A neutral atom of an element has $2K,8L,9M{\text{ and }}2N$ electrons, the total number of s-electrons are?
Options-
A.$8$
B.$6$
C.$4$
D.$10$

Answer 1

The structure of an atom is defined in such a manner that the electrons are present in specific energy levels called shells which further contain subshells and orbitals in which the electrons are placed.
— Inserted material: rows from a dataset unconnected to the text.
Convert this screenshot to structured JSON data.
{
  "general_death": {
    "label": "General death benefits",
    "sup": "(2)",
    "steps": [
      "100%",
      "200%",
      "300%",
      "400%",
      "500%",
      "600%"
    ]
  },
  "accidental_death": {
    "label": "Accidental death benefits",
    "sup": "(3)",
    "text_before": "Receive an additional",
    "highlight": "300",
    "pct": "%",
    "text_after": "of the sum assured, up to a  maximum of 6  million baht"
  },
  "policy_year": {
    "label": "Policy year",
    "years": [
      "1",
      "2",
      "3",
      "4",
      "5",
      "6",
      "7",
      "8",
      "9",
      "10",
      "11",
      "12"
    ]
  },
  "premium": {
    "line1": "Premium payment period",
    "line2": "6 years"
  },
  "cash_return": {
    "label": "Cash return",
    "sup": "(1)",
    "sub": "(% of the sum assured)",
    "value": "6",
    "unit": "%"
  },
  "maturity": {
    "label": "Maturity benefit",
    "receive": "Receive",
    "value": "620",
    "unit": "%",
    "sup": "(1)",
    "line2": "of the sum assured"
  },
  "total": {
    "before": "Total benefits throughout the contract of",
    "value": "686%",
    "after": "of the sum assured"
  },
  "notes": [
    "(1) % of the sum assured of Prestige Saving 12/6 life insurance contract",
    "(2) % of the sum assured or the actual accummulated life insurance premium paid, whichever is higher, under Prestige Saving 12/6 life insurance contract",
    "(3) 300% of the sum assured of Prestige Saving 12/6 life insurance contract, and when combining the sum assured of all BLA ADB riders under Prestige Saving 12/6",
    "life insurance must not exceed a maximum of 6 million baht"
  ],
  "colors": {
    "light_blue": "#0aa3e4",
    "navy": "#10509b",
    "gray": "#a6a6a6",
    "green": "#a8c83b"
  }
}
The total number of electrons in the shells can be used to calculate the atomic number of the unknown element.

Complete answer:
The electronic configuration of any element is preferably written in the form of energy levels and orbitals as it contains information about the positions at which electrons are placed and can be used to determine the various periodic trends of the modern periodic table.
The given configuration in the form of shells can be used to find out the total number of electrons present in the atom which is equal to its atomic number. Therefore a neutral atom with configuration $2K,8L,9M{\text{ and }}2N$ has a total of $2 + 8 + 9 + 2 = 21$ electrons.
The s-orbitals are always filled first, followed by the p and d orbitals. The configuration is written in a manner so as to ensure that the electrons are filled sequentially from a lower energy position to a higher energy position.
Therefore the configuration is:
$1{s^2}2{s^2}2{p^6}3{s^2}3{p^6}3{d^1}4{s^2}$
There are two electrons in the $1s$ orbital, two electrons in the $2s$ orbital, two electrons in the $3s$ orbital and two of them in the $4s$ orbital.

$\Rightarrow$ Thus, there are a total of eight s-electrons and option (a) is correct.

Note:
The electrons in each shell were filled according to the given configuration. The $M{\text{ }}$ shell stands for the third energy level and only had nine electrons therefore no more electrons were added to the d-orbital in the electronic configuration.